Era uma vez um rei que fez promessa de levantar um convento em Mafra. Era uma vez a gente que construiu esse convento. Era uma vez um soldado maneta e uma mulher que tinha poderes. Era uma vez um padre que queria voar e morreu doido. Era uma vez.

    Memorial do convento, contracapa.
    memorial do convento

    Memorial do Convento é o livro de José Saramago (1922 – 2010) publicado em 1982, anterior a este ele havia escrito outros livros, porém foi essa obra que deu à Saramago um espaço significativo entre os grandes da literatura mundial, sendo o primeiro escritor em língua portuguesa a ganhar o prêmio máximo da Literatura, o Nobel.
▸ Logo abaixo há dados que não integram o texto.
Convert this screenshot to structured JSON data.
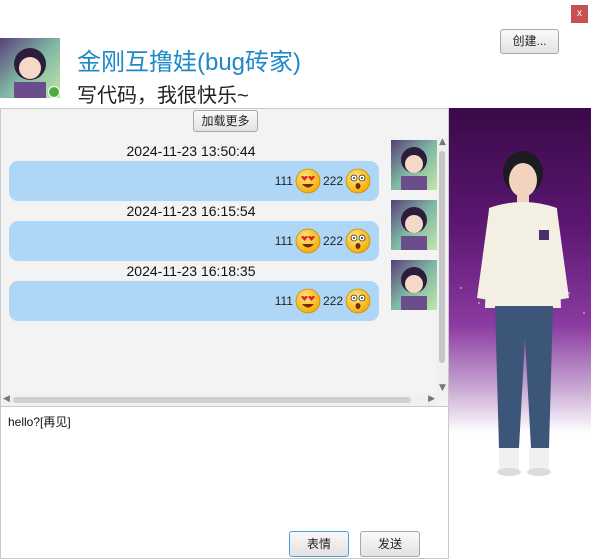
{
  "window": {
    "close_label": "x"
  },
  "profile": {
    "nickname": "金刚互撸娃(bug砖家)",
    "signature": "写代码，我很快乐~",
    "create_button_label": "创建..."
  },
  "chat": {
    "load_more_label": "加载更多",
    "messages": [
      {
        "time": "2024-11-23 13:50:44",
        "text_a": "111",
        "text_b": "222",
        "emojis": [
          "heart-eyes-emoji-icon",
          "surprised-emoji-icon"
        ]
      },
      {
        "time": "2024-11-23 16:15:54",
        "text_a": "111",
        "text_b": "222",
        "emojis": [
          "heart-eyes-emoji-icon",
          "surprised-emoji-icon"
        ]
      },
      {
        "time": "2024-11-23 16:18:35",
        "text_a": "111",
        "text_b": "222",
        "emojis": [
          "heart-eyes-emoji-icon",
          "surprised-emoji-icon"
        ]
      }
    ]
  },
  "input": {
    "value": "hello?[再见]",
    "emoji_button_label": "表情",
    "send_button_label": "发送"
  },
  "colors": {
    "nickname": "#1e88c8",
    "bubble": "#aed7f7",
    "close_button": "#c75050"
  }
}
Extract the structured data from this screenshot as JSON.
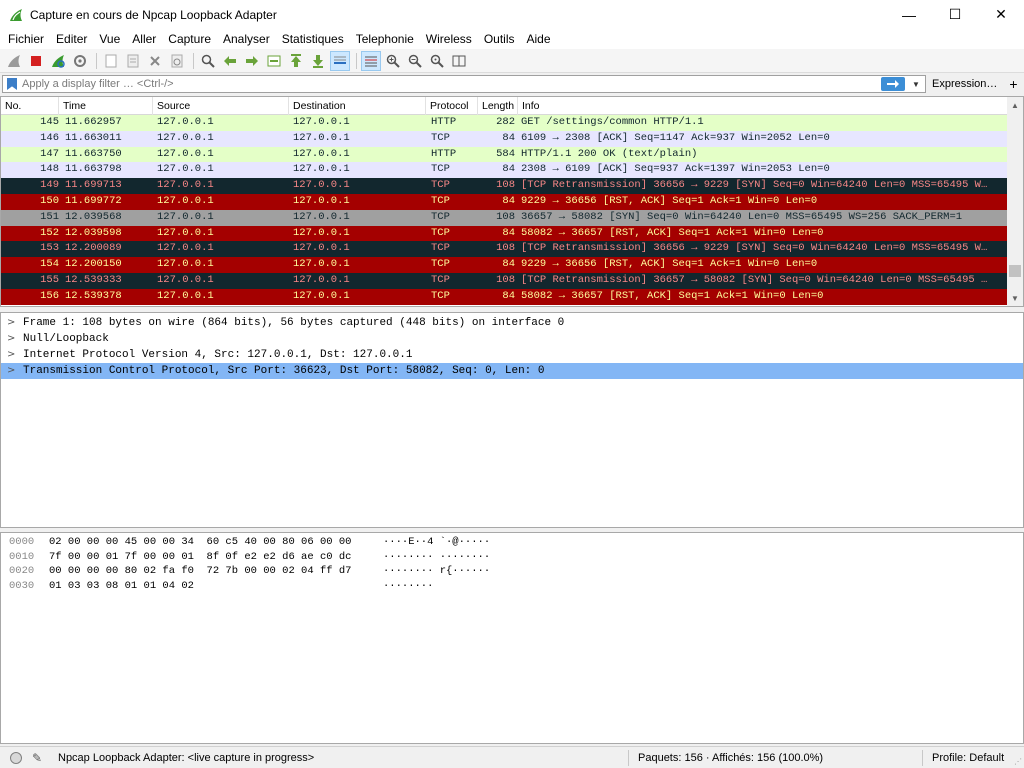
{
  "window": {
    "title": "Capture en cours de Npcap Loopback Adapter",
    "minimize": "—",
    "maximize": "☐",
    "close": "✕"
  },
  "menu": [
    "Fichier",
    "Editer",
    "Vue",
    "Aller",
    "Capture",
    "Analyser",
    "Statistiques",
    "Telephonie",
    "Wireless",
    "Outils",
    "Aide"
  ],
  "toolbar": {
    "icons": [
      "shark-fin-icon",
      "stop-icon",
      "restart-icon",
      "options-gear-icon",
      "open-file-icon",
      "save-file-icon",
      "close-file-icon",
      "reload-icon",
      "find-icon",
      "back-arrow-icon",
      "forward-arrow-icon",
      "goto-packet-icon",
      "first-packet-icon",
      "last-packet-icon",
      "autoscroll-icon",
      "colorize-icon",
      "zoom-in-icon",
      "zoom-out-icon",
      "zoom-normal-icon",
      "resize-columns-icon"
    ]
  },
  "filter": {
    "placeholder": "Apply a display filter … <Ctrl-/>",
    "expression_label": "Expression…",
    "plus": "+"
  },
  "packet_list": {
    "columns": [
      "No.",
      "Time",
      "Source",
      "Destination",
      "Protocol",
      "Length",
      "Info"
    ],
    "rows": [
      {
        "no": "145",
        "time": "11.662957",
        "src": "127.0.0.1",
        "dst": "127.0.0.1",
        "proto": "HTTP",
        "len": "282",
        "info": "GET /settings/common HTTP/1.1",
        "style": "http"
      },
      {
        "no": "146",
        "time": "11.663011",
        "src": "127.0.0.1",
        "dst": "127.0.0.1",
        "proto": "TCP",
        "len": "84",
        "info": "6109 → 2308 [ACK] Seq=1147 Ack=937 Win=2052 Len=0",
        "style": "tcp"
      },
      {
        "no": "147",
        "time": "11.663750",
        "src": "127.0.0.1",
        "dst": "127.0.0.1",
        "proto": "HTTP",
        "len": "584",
        "info": "HTTP/1.1 200 OK  (text/plain)",
        "style": "http"
      },
      {
        "no": "148",
        "time": "11.663798",
        "src": "127.0.0.1",
        "dst": "127.0.0.1",
        "proto": "TCP",
        "len": "84",
        "info": "2308 → 6109 [ACK] Seq=937 Ack=1397 Win=2053 Len=0",
        "style": "tcp"
      },
      {
        "no": "149",
        "time": "11.699713",
        "src": "127.0.0.1",
        "dst": "127.0.0.1",
        "proto": "TCP",
        "len": "108",
        "info": "[TCP Retransmission] 36656 → 9229 [SYN] Seq=0 Win=64240 Len=0 MSS=65495 W…",
        "style": "dark"
      },
      {
        "no": "150",
        "time": "11.699772",
        "src": "127.0.0.1",
        "dst": "127.0.0.1",
        "proto": "TCP",
        "len": "84",
        "info": "9229 → 36656 [RST, ACK] Seq=1 Ack=1 Win=0 Len=0",
        "style": "red"
      },
      {
        "no": "151",
        "time": "12.039568",
        "src": "127.0.0.1",
        "dst": "127.0.0.1",
        "proto": "TCP",
        "len": "108",
        "info": "36657 → 58082 [SYN] Seq=0 Win=64240 Len=0 MSS=65495 WS=256 SACK_PERM=1",
        "style": "gray"
      },
      {
        "no": "152",
        "time": "12.039598",
        "src": "127.0.0.1",
        "dst": "127.0.0.1",
        "proto": "TCP",
        "len": "84",
        "info": "58082 → 36657 [RST, ACK] Seq=1 Ack=1 Win=0 Len=0",
        "style": "red"
      },
      {
        "no": "153",
        "time": "12.200089",
        "src": "127.0.0.1",
        "dst": "127.0.0.1",
        "proto": "TCP",
        "len": "108",
        "info": "[TCP Retransmission] 36656 → 9229 [SYN] Seq=0 Win=64240 Len=0 MSS=65495 W…",
        "style": "dark"
      },
      {
        "no": "154",
        "time": "12.200150",
        "src": "127.0.0.1",
        "dst": "127.0.0.1",
        "proto": "TCP",
        "len": "84",
        "info": "9229 → 36656 [RST, ACK] Seq=1 Ack=1 Win=0 Len=0",
        "style": "red"
      },
      {
        "no": "155",
        "time": "12.539333",
        "src": "127.0.0.1",
        "dst": "127.0.0.1",
        "proto": "TCP",
        "len": "108",
        "info": "[TCP Retransmission] 36657 → 58082 [SYN] Seq=0 Win=64240 Len=0 MSS=65495 …",
        "style": "dark"
      },
      {
        "no": "156",
        "time": "12.539378",
        "src": "127.0.0.1",
        "dst": "127.0.0.1",
        "proto": "TCP",
        "len": "84",
        "info": "58082 → 36657 [RST, ACK] Seq=1 Ack=1 Win=0 Len=0",
        "style": "red"
      }
    ],
    "scroll_position": 0.92
  },
  "details": {
    "rows": [
      {
        "text": "Frame 1: 108 bytes on wire (864 bits), 56 bytes captured (448 bits) on interface 0",
        "selected": false
      },
      {
        "text": "Null/Loopback",
        "selected": false
      },
      {
        "text": "Internet Protocol Version 4, Src: 127.0.0.1, Dst: 127.0.0.1",
        "selected": false
      },
      {
        "text": "Transmission Control Protocol, Src Port: 36623, Dst Port: 58082, Seq: 0, Len: 0",
        "selected": true
      }
    ]
  },
  "bytes": {
    "rows": [
      {
        "offset": "0000",
        "hex": "02 00 00 00 45 00 00 34  60 c5 40 00 80 06 00 00",
        "ascii": "····E··4 `·@·····"
      },
      {
        "offset": "0010",
        "hex": "7f 00 00 01 7f 00 00 01  8f 0f e2 e2 d6 ae c0 dc",
        "ascii": "········ ········"
      },
      {
        "offset": "0020",
        "hex": "00 00 00 00 80 02 fa f0  72 7b 00 00 02 04 ff d7",
        "ascii": "········ r{······"
      },
      {
        "offset": "0030",
        "hex": "01 03 03 08 01 01 04 02",
        "ascii": "········"
      }
    ]
  },
  "status": {
    "message": "Npcap Loopback Adapter: <live capture in progress>",
    "packets": "Paquets: 156 · Affichés: 156 (100.0%)",
    "profile": "Profile: Default"
  }
}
    Ele foi uma criança simples, não obteve estudos superiores e trabalhou como serralheiro antes de conseguir seus primeiros trabalhos em jornais e revistas. Tornou-se um grande intelectual adepto às causas socialistas e também, causando uma grande polêmica, ao ateísmo.

    Em Memorial do Convento ele narra a história de amor de Blimunda Sete-Luas e Baltasar Sete-Sóis, a história de Portugal do século XVIII, mais precisamente a construção do mosteiro de Mafra e também critica fortemente a tirania do rei, a igreja católica e os moldes em que o deus é retratado pela maioria de nós.

    Digo assim porque entre as personagens principais há um misticismo muito grande nos levando a crer que o sobrenatural, o inexplicável, o mistério da vida podem realmente existir e isso, lindamente, acontece através da arte. Além do casal principal, também há o rei e a rainha, porém esses dois são tratados de forma sarcástica, cômica, provando o quanto pode ser podre o mundo da realeza, ao contrário do casal Sete-Sóis e Sete-Luas que nutrem de um amor puro, duradouro e eterno. Há também a figura brasileira do Padre Bartolomeu de Gusmão e a construção de sua passarola que tem grande importância na narrativa do casal principal quanto na história do povo de Lisboa, Mafra e o convento.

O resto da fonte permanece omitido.